BMW announced it is establishing its Landshut plant as a central hub for humanoid robotics software development, advancing artificial intelligence (AI) models, simulation, and robot training for future manufacturing applications.
The plant will develop open modular software architecture combining deterministic programming with AI models, while existing pilot projects in Leipzig and Spartanburg test live applications. The focus is on tasks requiring flexibility and fine motor skills.

The technology stack
In context, Landshut is development focuses on tasks that are just too tough or pricey for traditional automation (changing sequences, varying component positions, or fine motor requirements).
The main architecture mixes deterministic coding with smart vision-language-action models that use what the robot sees and hears to help it figure out exactly how it should move.
These robots scan their surroundings with sensors and cameras, assess the situation, and derive suitable movements. Before deployment, they practice in digital worlds using data from suits and gloves.
The big idea is to build versatile and generalizable behavior models that can be shared across all kinds of different robot systems.
Partners and future scaling
BMW is partnering with Athenyx Robotics (a startup from RWTH Aachen University) and Landshut University of Applied Sciences to develop an “intelligence stack” covering perception, learning, simulation, and decision-making.
BMW wants to investigate technical feasibility and assess in which processes humanoid robots can offer economic benefits. The company has already established pilot projects at its Leipzig and Spartanburg plants.
The Landshut site will serve as the software development center, while Leipzig and Spartanburg provide real-world testing. What remains decisive for later scaling is how reliably the systems operate under changing production conditions.
How robots learn: Demonstration-based training
BMW is keeping things practical with how they train their humanoid robots: demonstration-based learning. They have operators suit up in motion-capture gear and data gloves to do the work, while their every move is recorded and turned into general behavior models that can be shared across all kinds of robot systems.

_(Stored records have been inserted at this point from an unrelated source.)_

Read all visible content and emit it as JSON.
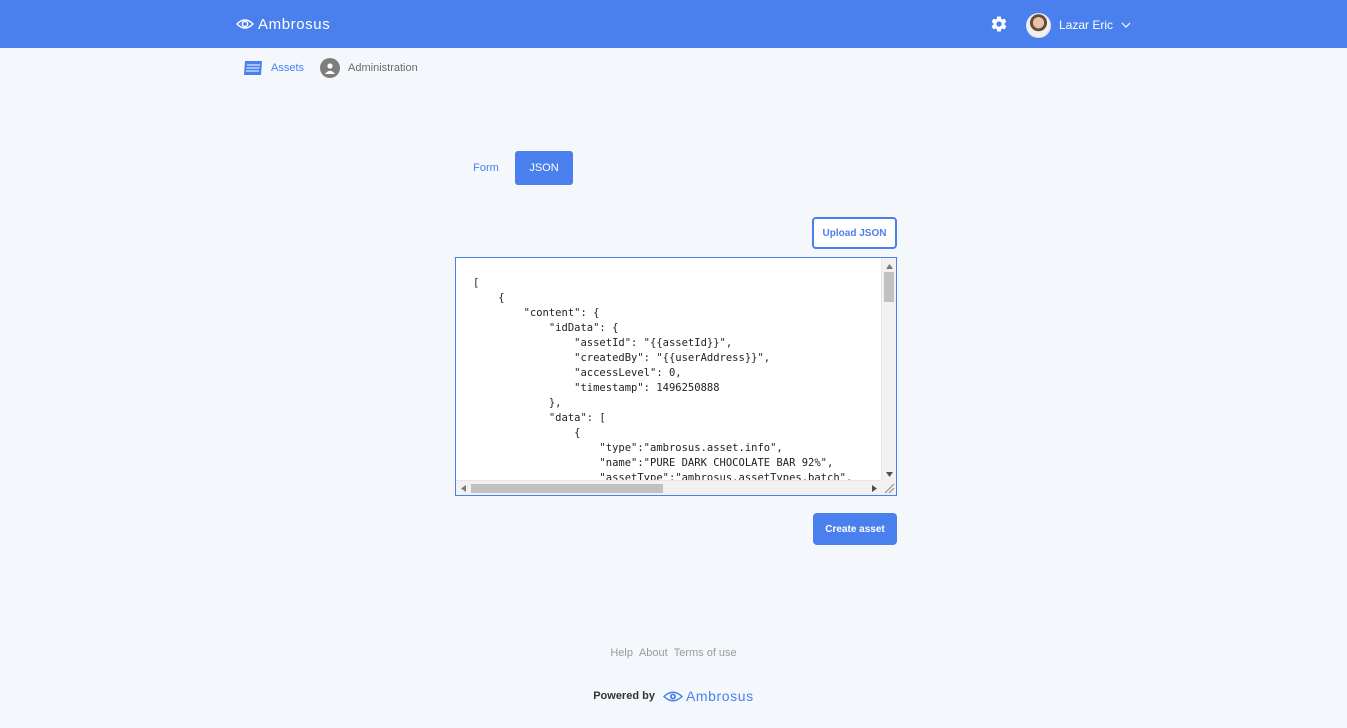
{
  "header": {
    "logo_text": "Ambrosus",
    "user_name": "Lazar Eric"
  },
  "nav": {
    "assets_label": "Assets",
    "administration_label": "Administration"
  },
  "tabs": {
    "form_label": "Form",
    "json_label": "JSON",
    "active": "JSON"
  },
  "buttons": {
    "upload_json": "Upload JSON",
    "create_asset": "Create asset"
  },
  "editor": {
    "content": "[\n    {\n        \"content\": {\n            \"idData\": {\n                \"assetId\": \"{{assetId}}\",\n                \"createdBy\": \"{{userAddress}}\",\n                \"accessLevel\": 0,\n                \"timestamp\": 1496250888\n            },\n            \"data\": [\n                {\n                    \"type\":\"ambrosus.asset.info\",\n                    \"name\":\"PURE DARK CHOCOLATE BAR 92%\",\n                    \"assetType\":\"ambrosus.assetTypes.batch\","
  },
  "footer": {
    "links": [
      "Help",
      "About",
      "Terms of use"
    ],
    "powered_by": "Powered by",
    "powered_logo_text": "Ambrosus"
  },
  "colors": {
    "primary": "#4a80ed",
    "background": "#f4f7fc"
  }
}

This approach is significantly faster than manual programming and, crucially, the resulting skills can transfer across different robotic platforms and tasks rather than being locked to a single application.
All that training data is pulled right from the factory floor and test labs, then fed into simulations to map out movement patterns. It shows a huge shift in the world of robotics: instead of coding every tiny movement by hand, these robots are actually learning by watching us.
The “video-to-action” pipeline (where a robot watches a human perform a task, understands the sequence, and replicates it) is actually happening now.
For the AI space, this is a prime example of putting foundation models to work in the physical realm, finally bridging the gap between digital smarts and real-world tasks. If this pans out, it could really speed up how quickly humanoid robots get rolled out across manufacturing, logistics, and other industries.
At the moment, there are various developments from different companies in the tech-AI world. CMU researchers are also building this type of software. Tether and Neura Robotics just got a $1.4 billion funding round to back AI-powered autonomous robots. Framework Ventures also raised $400 million to invest in crypto, AI, and robotics. U.K.’s Humanoid raised $1.35 billion in funding. And the list goes on, showing that this tech is just starting to flourish.